United States v. Burton, 894 F.2d 188 (6th Cir.), cert. denied, is a United States Court of Appeals for the Sixth Circuit court decision relating to the open fields doctrine limiting the scope of the Fourth Amendment of the U.S. Constitution.

Acting on information that the defendant was cultivating marijuana, two members of the Kentucky State Police, without a search warrant, entered on to the defendant's farm in Warren County, Kentucky. In order to enter the property the two officers climbed over two series of fences which had "No Trespassing" signs posted all around them.
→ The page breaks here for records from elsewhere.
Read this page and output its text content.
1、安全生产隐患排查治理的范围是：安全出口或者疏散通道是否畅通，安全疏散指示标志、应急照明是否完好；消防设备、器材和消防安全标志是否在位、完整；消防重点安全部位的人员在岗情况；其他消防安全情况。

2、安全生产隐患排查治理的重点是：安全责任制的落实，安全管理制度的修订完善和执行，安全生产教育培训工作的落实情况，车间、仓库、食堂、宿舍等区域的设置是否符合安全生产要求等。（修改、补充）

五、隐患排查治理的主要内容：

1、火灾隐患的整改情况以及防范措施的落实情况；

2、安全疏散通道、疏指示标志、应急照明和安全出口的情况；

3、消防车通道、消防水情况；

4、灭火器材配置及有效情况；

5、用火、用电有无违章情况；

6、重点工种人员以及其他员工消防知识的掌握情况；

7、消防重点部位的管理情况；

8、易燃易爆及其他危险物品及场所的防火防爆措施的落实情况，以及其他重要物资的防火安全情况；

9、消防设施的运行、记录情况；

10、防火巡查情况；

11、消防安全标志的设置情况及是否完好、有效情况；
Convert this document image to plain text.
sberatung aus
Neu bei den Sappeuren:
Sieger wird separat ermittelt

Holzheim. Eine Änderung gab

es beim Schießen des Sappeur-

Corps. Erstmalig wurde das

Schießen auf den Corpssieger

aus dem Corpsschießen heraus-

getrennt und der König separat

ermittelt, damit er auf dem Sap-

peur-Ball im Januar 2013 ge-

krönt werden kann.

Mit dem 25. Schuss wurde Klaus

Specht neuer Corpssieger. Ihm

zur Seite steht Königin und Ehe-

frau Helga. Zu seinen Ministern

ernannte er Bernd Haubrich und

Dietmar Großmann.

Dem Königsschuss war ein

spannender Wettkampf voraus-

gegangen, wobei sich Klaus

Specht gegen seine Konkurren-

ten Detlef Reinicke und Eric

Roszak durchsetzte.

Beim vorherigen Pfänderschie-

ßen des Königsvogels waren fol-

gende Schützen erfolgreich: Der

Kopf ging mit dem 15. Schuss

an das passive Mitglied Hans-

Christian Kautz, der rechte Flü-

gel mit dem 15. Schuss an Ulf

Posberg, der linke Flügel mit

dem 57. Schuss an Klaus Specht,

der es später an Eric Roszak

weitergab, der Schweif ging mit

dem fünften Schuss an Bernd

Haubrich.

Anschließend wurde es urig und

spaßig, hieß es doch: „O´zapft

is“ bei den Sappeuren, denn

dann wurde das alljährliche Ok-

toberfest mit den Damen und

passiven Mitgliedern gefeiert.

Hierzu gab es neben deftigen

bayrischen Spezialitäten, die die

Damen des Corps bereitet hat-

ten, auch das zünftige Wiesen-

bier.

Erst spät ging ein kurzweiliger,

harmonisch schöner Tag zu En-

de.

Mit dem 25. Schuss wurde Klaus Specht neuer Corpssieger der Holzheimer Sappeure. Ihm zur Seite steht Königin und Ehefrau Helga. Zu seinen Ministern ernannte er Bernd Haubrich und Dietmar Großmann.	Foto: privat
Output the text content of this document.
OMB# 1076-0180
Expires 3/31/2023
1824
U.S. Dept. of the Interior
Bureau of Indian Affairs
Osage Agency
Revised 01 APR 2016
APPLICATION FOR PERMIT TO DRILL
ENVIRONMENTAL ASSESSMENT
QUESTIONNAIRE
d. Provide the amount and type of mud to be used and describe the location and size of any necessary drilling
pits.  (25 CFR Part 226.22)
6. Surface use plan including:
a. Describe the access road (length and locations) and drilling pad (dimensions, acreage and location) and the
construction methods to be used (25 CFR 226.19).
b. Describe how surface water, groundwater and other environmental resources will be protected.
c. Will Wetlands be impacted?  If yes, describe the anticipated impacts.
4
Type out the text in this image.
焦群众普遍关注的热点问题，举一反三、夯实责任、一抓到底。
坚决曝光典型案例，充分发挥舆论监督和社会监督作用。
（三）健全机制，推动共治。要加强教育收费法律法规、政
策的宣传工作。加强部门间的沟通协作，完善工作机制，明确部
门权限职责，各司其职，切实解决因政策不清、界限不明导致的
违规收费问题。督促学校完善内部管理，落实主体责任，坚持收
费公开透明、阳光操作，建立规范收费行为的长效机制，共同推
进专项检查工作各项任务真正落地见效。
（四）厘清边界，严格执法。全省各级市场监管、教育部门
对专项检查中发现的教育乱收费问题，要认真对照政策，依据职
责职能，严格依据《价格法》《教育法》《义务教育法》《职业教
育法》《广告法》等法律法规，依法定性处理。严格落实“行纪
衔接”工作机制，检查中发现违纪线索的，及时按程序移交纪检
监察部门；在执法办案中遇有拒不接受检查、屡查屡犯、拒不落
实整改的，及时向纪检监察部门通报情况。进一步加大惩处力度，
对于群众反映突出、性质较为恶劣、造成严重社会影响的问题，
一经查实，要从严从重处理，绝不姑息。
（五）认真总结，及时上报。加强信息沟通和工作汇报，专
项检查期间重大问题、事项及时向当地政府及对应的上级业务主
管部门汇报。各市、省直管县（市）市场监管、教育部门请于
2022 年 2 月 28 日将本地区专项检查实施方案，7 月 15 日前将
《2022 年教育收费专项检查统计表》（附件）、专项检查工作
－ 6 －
Upon discovering large quantities of marijuana being grown, the defendant was arrested and charged with four drug related counts. The defendant was convicted of a lesser included offense, of which he appealed challenging that his Fourth Amendment rights had been violated. The Court of Appeals upheld the conviction, stating that the case was too factually similar to the Supreme Court's ruling in Oliver v. United States to justify exclusion of the evidence. The Court of Appeals stated:

The only difference between the cases is that here the police climbed over a fence and a locked gate, whereas in Oliver, the officers went around a locked gate. Given the cited language from Oliver, it is evident that this distinction is not of constitutional significance. The same is true of Burton's claim that the police entry onto his land constituted a trespass under Kentucky State law. The Supreme Court, in Oliver, addressed this issue, in the identical context of Kentucky law, observing in the case of open fields, the general rights of property protected by the common law of trespass have little or no relevance to the applicability of the Fourth Amendment.